Meet Marta. She is the lone Buff Orpington that survived out of the six babies I ordered just over a year ago. Her companions succumbed to a variety of mishaps–disease, predators, drowning and more disease. It was a rough year. Marta alone has survived.
And not happily.
The Black Sexlinks we ordered in with her inexplicably turned on her earlier this year, venting all of their cooped up anxieties upon her. The pecking order is real, folks.
The back of Marta’s head and neck were bald from abuse, and the flock eventually drew blood. My son had been telling me how brutal the sexlinks had become. I kind of blew him off, telling him that nature revolves around survival of the fittest and that Marta would be okay as long as she stayed out of their way. Generally, the hens that are lowest in the pecking order eat last, drink last and basically need to give the powers that be a wide berth to avoid conflict. Things don’t usually get that bad with hens of the same age.

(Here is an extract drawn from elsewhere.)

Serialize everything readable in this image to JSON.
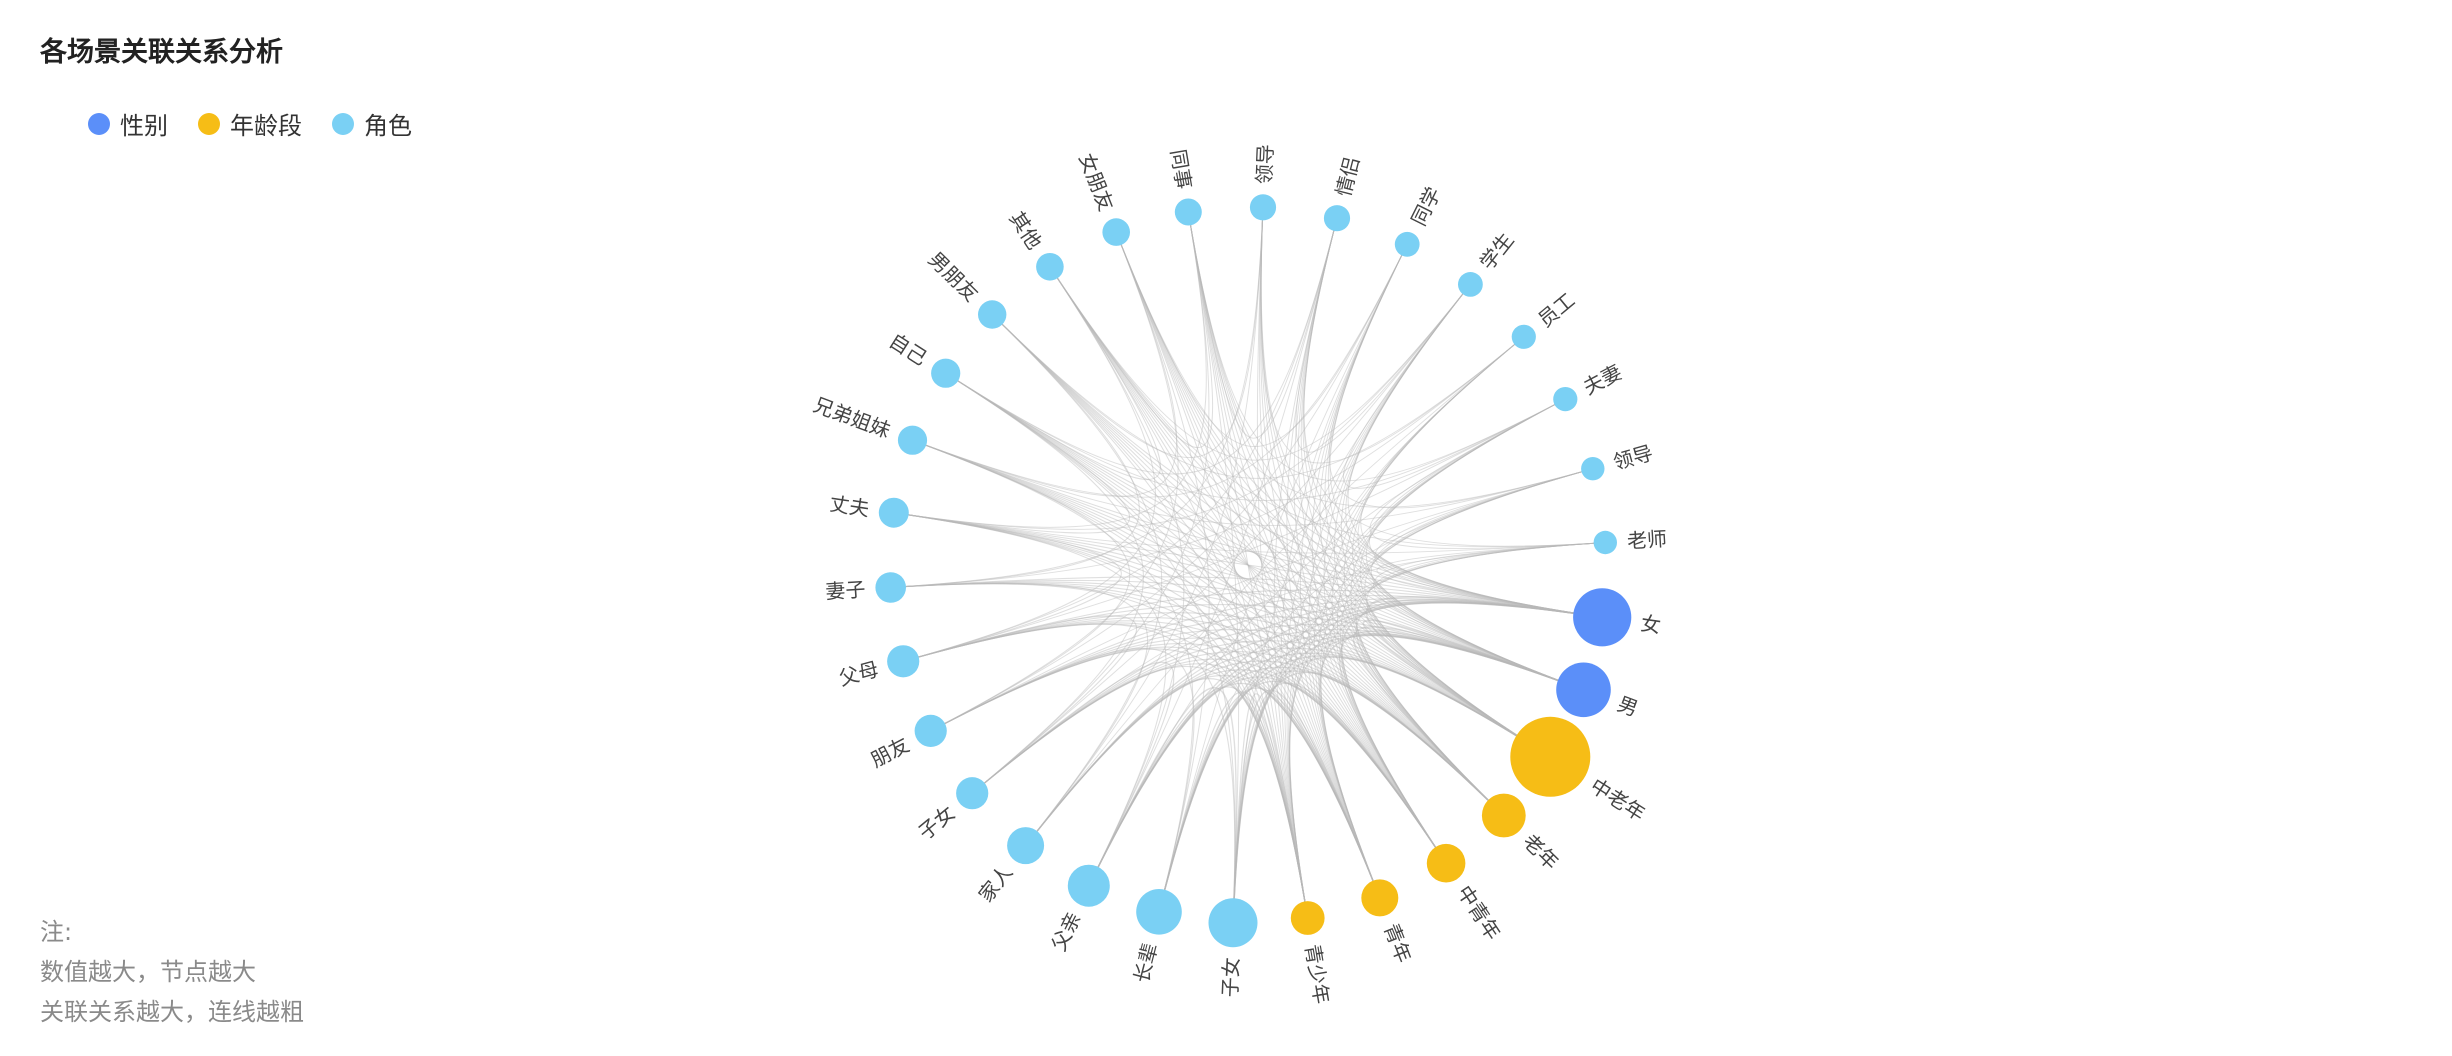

While on the riding mower, I witnessed the exceptional brutality of this particular flock. As Marta exited the coop to get a drink, the flock of five black-and-white birds raced up from the other end of the run and charged at her, piling on while Marta hunkered down and took their abuse. The flock went at her, pecking until her comb was partially detached from her scalp. I got to her as quickly as I could and scooped her up, resisting the urge to bully the bullies. I pulled Marta out of the chicken run and released her into the yard. She stumbled in slow circles for a time before eventually kind of flopping down onto a pile of cut grass. She looked completely beaten.
I told the kids we would just leave Marta out during the day and put her in the coop each evening after the others had gone to roost for the night. Chickens are practically comatose in sleep, so I was sure she would be safe as long as we put her in late and got her out early. We did that for two nights before Marta wandered off onto the back part of our property.
She did not come home that night.
I do not usually get emotionally invested in my chickens. Their purpose is to feed us–either directly or indirectly. I have little room for sentimental attachments to my food. The problem with Marta was that she reminded me of someone. In the hopelessness of her situation, I was reminded of the ugliness of humanity. How many times have I seen vulnerable, broken people all but destroyed by their peers?
Far too many.
Why do we do that to one another? Why do we single out the one who is alone, who is different, who is already wounded and peck, peck, peck at them until they seemingly give up on ever getting something better? We steal the hope from their hearts and the light from their eyes all in the name of…what? Power? Boredom? Insecurity? Fun?
Two days passed and one afternoon our puppies started barking like crazy. I looked out, and there was Marta, strolling into the yard from the back pasture. I thought she must need water or food or something, so I took some out to her. But, no. She was just checking in. She looked happy (for a chicken). Healthy. The time away had done her some good.
I was ready to tuck her back into the coop again during the night, but she disappeared again at dusk. I honestly have no idea where she went, and considering that we’ve trapped 11 raccoons in our barn in the past few weeks, I was not optimistic that she would continue to survive in the wilderness. But, at least she wasn’t being terrorized by her own, right?
That was two days ago, and Marta made an appearance in the yard again today. She came up to say “hello” and to peck up a few tasty bugs here and there. When I looked out an hour so later, she was again nowhere to be found.
I am well aware of how ridiculous it sounds for someone like me to wax poetic about a hen-pecked hen…but I cannot help but feel that surely there is a lesson to be learned from Marta.
Surely qualities like compassion, forgiveness and mercy are not for the birds.